Barton Fink's brilliance


Full confession; I’m nuts for the Coen Brothers. I mean, who isn’t right? Their kooky and dark style is the stuff of legend in American cinema of the last three decades. Joel and Ethan Coen are –pure and simply- American treasures. Then why did their rivetingly original work in “Barton Fink” not get nominated for Best Picture of 1991? Don’t get me wrong, the nominees were top notch; Jonathan Demme’s masterful “The Silence Of The Lambs”, Oliver Stone’s fictitious but gripping “JFK”, the landmark in animation that was “Beauty And The Beast” and Barry Levinson’s “Bugsy”. Did we forget the fifth nominee? .. Oh right ! This was also the year that Barbara Streisand’s middling “The Prince Of Tides” –starring a never worse Nick Nolte as a man that falls in love with his psychiatrist- got a questionable Best Picture nomination. Yikes, talk about missing the boat.

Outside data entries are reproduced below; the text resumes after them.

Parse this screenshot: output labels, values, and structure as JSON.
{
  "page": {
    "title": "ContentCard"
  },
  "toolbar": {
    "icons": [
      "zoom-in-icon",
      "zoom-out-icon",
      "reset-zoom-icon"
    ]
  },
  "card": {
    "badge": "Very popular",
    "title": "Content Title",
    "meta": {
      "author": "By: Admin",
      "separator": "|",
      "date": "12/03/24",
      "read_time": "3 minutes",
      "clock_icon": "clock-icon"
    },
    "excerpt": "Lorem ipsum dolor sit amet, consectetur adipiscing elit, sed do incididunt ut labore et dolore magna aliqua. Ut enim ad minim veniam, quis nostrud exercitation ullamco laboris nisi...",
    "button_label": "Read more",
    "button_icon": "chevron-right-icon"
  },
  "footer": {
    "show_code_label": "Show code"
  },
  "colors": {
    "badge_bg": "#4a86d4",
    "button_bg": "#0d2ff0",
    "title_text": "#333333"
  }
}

Oscar could have gone for riskier more memorable fare. I can name at least ten movies that were a hundred times more deserving than Streisand’s sap fest; John Singleton’s “Boyz N The Hood”, Martha Coolidge’s “Rambling Rose”, James Cameron’s “Terminator 2”, Ridley Scott’s “Thelma And Louise”, Terry Gilliam’s “The Fisher King”, Gus Van Sant’s “My Own Private Idaho” Luc Besson’s “La Femme Nikita” or, hell, even “What About Bob” starring a hilarious Bill Murray. King of them all, Joel Coen’s “Barton Fink” which resonates as deeply as any movie from 1991.

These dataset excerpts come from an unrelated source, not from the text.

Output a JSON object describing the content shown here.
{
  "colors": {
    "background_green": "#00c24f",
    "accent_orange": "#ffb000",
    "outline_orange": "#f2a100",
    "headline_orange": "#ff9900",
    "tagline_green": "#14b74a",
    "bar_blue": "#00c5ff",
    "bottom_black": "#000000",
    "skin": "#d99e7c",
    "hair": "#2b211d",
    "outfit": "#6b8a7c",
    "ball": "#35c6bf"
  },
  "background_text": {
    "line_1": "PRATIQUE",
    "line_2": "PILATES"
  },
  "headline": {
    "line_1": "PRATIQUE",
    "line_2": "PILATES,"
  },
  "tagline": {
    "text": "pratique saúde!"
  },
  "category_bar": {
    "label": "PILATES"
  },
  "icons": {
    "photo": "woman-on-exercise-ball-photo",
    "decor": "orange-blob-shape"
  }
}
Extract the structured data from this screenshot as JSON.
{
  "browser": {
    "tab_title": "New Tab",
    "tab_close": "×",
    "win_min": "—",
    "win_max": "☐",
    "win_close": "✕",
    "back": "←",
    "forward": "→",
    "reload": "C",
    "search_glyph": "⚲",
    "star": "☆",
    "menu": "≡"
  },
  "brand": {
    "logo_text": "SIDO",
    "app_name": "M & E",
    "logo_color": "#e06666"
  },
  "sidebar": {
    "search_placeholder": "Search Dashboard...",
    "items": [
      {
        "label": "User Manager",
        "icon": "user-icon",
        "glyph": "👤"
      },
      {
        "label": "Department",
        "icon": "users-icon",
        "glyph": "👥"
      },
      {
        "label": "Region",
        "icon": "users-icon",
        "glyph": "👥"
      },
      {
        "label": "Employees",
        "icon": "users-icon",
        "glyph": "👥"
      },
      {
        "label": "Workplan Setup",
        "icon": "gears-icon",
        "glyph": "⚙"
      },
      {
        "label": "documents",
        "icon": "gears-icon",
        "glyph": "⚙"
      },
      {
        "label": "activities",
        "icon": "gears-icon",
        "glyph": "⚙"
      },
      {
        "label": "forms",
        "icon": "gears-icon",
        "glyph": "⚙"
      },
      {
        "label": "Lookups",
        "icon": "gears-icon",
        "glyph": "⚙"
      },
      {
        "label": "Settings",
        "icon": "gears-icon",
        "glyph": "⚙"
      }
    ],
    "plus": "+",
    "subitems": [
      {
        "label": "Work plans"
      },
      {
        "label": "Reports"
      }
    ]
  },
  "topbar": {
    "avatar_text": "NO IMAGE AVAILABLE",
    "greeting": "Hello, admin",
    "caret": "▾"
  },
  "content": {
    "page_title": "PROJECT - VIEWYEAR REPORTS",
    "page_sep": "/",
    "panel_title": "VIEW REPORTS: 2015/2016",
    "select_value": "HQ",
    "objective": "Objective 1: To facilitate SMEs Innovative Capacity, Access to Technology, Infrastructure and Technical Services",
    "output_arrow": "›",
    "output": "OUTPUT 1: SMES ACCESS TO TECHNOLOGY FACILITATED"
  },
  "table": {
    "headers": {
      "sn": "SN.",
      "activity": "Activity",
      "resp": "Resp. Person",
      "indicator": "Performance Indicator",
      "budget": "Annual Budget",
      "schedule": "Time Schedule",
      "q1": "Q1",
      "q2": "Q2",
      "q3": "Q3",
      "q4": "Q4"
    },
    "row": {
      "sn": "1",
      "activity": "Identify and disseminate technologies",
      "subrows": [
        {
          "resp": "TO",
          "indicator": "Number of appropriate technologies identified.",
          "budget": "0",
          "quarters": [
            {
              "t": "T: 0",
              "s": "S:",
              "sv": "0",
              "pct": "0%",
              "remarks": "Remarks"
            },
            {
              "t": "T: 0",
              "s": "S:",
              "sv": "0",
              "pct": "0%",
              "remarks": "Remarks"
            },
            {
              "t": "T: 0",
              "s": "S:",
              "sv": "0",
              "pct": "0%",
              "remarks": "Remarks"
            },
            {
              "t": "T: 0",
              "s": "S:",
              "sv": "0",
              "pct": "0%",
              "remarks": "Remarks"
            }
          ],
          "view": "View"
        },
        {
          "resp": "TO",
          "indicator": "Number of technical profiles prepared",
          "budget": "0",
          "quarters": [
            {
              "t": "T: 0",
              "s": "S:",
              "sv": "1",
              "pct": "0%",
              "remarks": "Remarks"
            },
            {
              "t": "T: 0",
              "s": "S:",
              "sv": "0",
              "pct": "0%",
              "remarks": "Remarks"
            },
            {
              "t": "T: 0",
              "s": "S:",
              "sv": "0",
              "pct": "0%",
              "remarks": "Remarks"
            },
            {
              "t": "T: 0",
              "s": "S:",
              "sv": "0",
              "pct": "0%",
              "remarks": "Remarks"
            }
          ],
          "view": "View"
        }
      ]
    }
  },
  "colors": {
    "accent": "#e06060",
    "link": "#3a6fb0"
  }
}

Coming off a surprising Palme D’Or win at the Cannes Film Festival, Joel Coen’s movie satirized the 1940’s film business. Playing the titular character John Turturro was magnificent as Barton Fink, a writer with values of not selling out his art - yet he gets offered a big time Hollywood contract to write a “wrestling picture” and can’t decline the money. He is an artist out of touch with reality, trapped in a city out of touch with reality. Ouch, no wonder Hollywood didn’t nominate this incendiary masterpiece. “Barton Fink” bites the hand that feeds it and then some. Turturro’s Fink cannot connect with wrestling whatsoever and gets a bad case of writer’s block in the process. We follow Fink wherever he goes and wherever he takes us; is it all happening in his subconscious?

This is a film that admirably –and confusingly- mixes reality and fiction into one solid blend. However the film is a hard sell; For all the things that do happen in this movie, nothing really happens: John Turtutto's Fink is thrust into one bizarre situation after another, confusing us in the process. To call this movie a mindfuck would truly be an understatement and I do however mean that as a big, fat compliment. It’s like the surrealism of David Lynch’s “Mulholland Drive” mixed with the trippy writer’s block of Spike Jonze’s “Adaptation”, two movies that were clearly inspired by “Barton Fink”.

This is a sly, nifty little film; taking something as drab and unspectacular as a run down hotel room and turning it into a cave full of tiny, distracting wonders. The hotel Fink stays in to write his “wrestling picture” is an important part of the Coen puzzle. Whether it’s the well chosen items on the wall, the maddeningly metaphorical paintings, the buzzingly annoying flies, the slurpy noise of peeling wallpaper or John Goodman’s insane next door neighbor, the Coens choose every small little detail for a reason – which is why multiple viewings of “Barton Fink” are a must and can in fact enhance your appreciation of the maddeningly intricate script.

The story was inspired by Joel and Ethan’s own bout of writer’s block. While trying to pen their gangster film “Miller’s Crossing”, the brothers suffered such severe writer's block that they took a break from writing. During the break they wrote “Barton Fink”. “Barton Fink” one upped their gangster classic by being the gutsiest, most artistically realized movie of their career. Later would come such classics as “Fargo” and “No Country For Old Men” but the Coen brothers have not made anything as narratively complicated or risky as “Barton Fink”. Oscar be damned, the film speaks for itself.